UK cities move up rankings in global cost of living survey
By Vicky Shaw
UK cities including London, Birmingham, Glasgow and Belfast have moved up the rankings in a global survey of the most expensive places to live.
London made this year’s top 20 in Mercer’s 2020 Cost of Living Survey, which covers 209 cities across the world.
The survey is carried out to help companies understand how expensive cities will be to live in for their expatriate employees, so that pay can be set accordingly.

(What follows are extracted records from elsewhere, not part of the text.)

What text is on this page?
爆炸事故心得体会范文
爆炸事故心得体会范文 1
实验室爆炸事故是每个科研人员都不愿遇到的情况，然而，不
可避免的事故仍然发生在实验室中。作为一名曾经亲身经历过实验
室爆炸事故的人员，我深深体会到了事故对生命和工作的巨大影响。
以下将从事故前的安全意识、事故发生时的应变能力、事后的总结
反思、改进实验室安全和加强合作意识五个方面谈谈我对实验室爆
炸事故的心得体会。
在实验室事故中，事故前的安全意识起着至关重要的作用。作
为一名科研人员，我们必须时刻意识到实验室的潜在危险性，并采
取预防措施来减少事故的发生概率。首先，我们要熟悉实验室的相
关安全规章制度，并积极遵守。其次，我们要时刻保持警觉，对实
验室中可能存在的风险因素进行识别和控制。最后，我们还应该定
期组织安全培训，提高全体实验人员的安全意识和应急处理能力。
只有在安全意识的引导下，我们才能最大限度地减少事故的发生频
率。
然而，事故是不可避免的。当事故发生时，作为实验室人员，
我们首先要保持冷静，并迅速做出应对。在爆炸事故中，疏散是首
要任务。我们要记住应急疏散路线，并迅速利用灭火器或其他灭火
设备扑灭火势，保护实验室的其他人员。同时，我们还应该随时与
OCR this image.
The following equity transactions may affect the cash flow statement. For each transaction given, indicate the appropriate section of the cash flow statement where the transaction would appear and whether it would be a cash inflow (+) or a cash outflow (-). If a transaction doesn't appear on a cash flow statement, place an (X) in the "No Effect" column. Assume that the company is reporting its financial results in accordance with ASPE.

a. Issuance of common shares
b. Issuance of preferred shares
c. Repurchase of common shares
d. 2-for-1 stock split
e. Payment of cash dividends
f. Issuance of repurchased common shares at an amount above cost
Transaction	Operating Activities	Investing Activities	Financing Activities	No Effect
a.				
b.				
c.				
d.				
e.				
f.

New York is used as a base city.
All UK cities included in the annual survey climbed in this year’s ranking, mainly due to the strength of sterling against the US dollar, according to the research.
For the 2020 survey, London is up four places, moving from 23 to 19.
Birmingham has also risen from 135 in 2019 to 129 in 2020.
Aberdeen is now placed at 134, from 137 last year.
Glasgow jumped from 145 to 141 and Belfast edged up from 158 to 149.
Kate Fitzpatrick, Mercer’s global mobility practice leader for the UK and Ireland said: “The position of UK cities remained relatively stable year-on-year as the pound held its own against the US dollar.”
Regarding the impact of coronavirus on companies and their expatriate workers, Ms Fitzpatrick said: “Our research has shown that most expatriates out on assignment chose to stay in their host location during the pandemic lockdown period.
“Some temporarily returned to their home country or travelled elsewhere, but wherever possible have continued to work remotely.”
She added that companies will need to closely monitor how currency fluctuations have impacted expat cost of living and if necessary adjust their compensation packages.
“Cost savings will also remain high on the agenda as companies decide when and where to send employees on assignment,” she said.
Dublin was ranked at 46 this year, down from 43 in 2019.
Hong Kong remained top of the list of the most expensive places for expatriates to live. It was followed by Ashgabat, Turkmenistan in second position.
Tokyo and Zurich were in third and fourth positions respectively, while Singapore was in fifth place, down two places from last year.
Cophenhagen was placed 25th, Paris was ranked at 50 and Vienna was at 54.
Amsterdam, Rome and Sydney were ranked at 64, 65 and 66 respectively. Munich was at 72 and Barcelona was at 102.
The data was collected in March and Mercer said that due to the timing of the Covid-19 outbreak it conducted further analysis on availability of goods in April and May to verify pricing.